DCN Scraping
A webscarping and data collection tool to gain some insight into the number and types of public projects awarded to construction companies around Toronto.
Inspiration
I have a civil engineer friend who, some time ago, was working as a project estimator at a well known construction company in Toronto. One day we get to talking and he tells me that his company has someone who spends hours browsing the Daily Commercial News website in search of job certificates awarded to their competitors. They then spend more time manually entering this data and creating spreadsheets. This irked me, as I have a firm belief that people should be performing meaningful work not mundane tasks. So I set out to create a tool that will reduce the time to collect this information from weeks to a couple of minutes. Thus the idea was born.
Design and Implementation
The tool itself is broken down into submodules that each perform a single overarching task. For simplicity these submodules are located in the collector package. The task can be broken down into four subtasks (submodules); searching, scraping, save as json, save as excel.
Searching: The links module
The functions in this module search the dcn website for all certificates issued under a certain name and then retrieve the urls for each certificate issued under the company name.
Scraping: The certParser module
This module provides functions to scrape each of the provided links and retrieve the certificate data in the desired format.
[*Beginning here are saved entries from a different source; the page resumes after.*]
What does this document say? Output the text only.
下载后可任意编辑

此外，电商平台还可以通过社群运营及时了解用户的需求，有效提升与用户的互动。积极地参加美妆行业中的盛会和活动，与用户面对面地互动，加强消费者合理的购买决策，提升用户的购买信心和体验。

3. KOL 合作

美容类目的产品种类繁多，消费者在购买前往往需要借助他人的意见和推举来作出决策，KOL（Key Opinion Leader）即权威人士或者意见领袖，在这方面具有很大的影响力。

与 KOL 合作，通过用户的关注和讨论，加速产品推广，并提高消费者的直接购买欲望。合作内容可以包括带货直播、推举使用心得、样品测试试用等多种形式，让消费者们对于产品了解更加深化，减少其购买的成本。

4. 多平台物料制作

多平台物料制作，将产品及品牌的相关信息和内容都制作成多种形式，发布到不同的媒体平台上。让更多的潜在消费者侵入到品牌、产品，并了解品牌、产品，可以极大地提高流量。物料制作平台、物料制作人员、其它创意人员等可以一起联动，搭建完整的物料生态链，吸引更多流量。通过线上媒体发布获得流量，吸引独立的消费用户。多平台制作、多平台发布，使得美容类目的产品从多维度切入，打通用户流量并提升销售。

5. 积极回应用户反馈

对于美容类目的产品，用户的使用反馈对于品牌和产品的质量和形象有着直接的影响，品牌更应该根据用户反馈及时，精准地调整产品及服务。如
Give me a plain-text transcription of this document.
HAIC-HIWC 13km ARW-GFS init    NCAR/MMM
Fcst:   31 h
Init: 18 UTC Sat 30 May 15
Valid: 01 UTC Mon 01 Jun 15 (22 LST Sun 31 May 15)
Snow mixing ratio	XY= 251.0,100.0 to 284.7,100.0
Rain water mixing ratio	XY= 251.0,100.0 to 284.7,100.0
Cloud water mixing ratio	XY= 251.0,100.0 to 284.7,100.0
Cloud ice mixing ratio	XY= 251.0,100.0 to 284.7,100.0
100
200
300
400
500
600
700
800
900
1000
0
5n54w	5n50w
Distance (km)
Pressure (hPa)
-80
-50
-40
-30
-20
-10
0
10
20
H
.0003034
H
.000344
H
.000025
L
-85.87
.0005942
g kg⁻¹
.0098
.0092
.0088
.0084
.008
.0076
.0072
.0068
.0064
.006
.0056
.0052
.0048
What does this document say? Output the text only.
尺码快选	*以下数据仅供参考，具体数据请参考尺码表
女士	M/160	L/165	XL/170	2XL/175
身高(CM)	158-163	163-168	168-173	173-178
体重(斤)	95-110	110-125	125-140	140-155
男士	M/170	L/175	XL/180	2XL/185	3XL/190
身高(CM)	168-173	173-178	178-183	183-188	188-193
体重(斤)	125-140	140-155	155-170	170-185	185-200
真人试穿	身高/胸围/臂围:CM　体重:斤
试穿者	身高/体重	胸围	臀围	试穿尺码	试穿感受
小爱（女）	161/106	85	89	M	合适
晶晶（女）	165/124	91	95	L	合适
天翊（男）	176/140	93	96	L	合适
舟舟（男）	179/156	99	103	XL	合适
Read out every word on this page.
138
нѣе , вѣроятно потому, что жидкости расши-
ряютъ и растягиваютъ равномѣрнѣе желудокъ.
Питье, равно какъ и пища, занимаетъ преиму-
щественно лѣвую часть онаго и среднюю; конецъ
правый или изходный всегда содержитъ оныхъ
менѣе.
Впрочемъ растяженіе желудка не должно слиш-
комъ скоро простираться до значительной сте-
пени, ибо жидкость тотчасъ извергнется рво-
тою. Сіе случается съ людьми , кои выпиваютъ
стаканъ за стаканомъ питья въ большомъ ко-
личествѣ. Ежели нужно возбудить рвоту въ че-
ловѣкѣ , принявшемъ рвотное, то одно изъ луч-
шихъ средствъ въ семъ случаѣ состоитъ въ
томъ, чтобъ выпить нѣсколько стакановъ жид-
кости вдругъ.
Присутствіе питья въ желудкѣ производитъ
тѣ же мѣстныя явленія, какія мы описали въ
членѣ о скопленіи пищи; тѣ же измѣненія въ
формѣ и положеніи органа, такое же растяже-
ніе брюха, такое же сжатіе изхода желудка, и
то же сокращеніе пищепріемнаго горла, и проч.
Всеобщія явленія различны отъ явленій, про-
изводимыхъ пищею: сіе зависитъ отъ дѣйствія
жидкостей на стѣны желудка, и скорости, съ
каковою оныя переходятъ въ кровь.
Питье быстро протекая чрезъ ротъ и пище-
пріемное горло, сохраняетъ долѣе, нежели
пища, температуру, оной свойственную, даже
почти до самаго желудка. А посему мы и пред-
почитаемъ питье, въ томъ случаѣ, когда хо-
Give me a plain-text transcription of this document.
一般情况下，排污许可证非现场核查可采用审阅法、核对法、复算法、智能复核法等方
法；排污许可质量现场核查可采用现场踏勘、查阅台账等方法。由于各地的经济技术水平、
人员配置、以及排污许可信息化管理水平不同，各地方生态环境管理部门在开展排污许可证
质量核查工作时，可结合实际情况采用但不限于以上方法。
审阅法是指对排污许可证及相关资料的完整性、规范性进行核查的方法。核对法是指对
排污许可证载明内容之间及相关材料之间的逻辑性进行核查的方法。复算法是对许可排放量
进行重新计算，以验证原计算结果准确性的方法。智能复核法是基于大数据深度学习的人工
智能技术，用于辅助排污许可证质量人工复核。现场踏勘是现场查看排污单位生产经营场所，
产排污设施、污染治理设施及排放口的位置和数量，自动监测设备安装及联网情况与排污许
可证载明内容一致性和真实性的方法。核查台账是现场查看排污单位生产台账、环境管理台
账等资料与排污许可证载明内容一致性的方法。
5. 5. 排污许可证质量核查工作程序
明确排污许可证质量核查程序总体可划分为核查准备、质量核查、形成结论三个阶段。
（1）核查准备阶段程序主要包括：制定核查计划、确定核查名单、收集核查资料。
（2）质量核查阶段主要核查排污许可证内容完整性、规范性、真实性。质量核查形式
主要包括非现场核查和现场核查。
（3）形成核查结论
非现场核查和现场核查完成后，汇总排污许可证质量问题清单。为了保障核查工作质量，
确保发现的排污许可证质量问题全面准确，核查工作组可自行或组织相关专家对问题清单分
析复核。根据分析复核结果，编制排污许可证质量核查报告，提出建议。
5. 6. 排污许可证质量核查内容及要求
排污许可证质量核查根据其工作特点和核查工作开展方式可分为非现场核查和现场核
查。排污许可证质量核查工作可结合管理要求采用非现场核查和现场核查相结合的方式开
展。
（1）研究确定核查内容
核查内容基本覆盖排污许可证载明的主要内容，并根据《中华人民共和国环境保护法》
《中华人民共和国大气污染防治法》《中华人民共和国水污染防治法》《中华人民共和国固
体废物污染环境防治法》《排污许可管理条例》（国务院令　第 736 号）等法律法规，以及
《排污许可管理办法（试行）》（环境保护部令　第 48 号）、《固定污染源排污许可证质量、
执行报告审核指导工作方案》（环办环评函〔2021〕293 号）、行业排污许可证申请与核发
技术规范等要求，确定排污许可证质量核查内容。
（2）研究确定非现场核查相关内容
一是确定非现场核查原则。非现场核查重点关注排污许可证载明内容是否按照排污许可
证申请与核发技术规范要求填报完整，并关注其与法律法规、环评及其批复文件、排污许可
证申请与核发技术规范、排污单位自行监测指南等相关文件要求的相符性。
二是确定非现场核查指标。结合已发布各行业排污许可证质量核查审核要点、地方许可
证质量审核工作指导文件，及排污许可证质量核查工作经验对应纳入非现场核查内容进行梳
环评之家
Save as json: jsonConv module
This module provides functions to write data and read data as json. This was done in an effort to build a local database of certificates that would represent the data avaialble on dcn.
Save as excel: excel module
This module creates excel sheets for each individual company and also provides a function to append data to the desired sheet row by row.
Result
While I didn’t gain any monetary value from this, it was good exercise in web scraping and converting data to multiple formats as well as automating a very labour intensive task. Also had the added benefit of making my friend look good. You can check out the retrieved data in the data folder in this repo and as always code suggestions and crticisms are welcomed.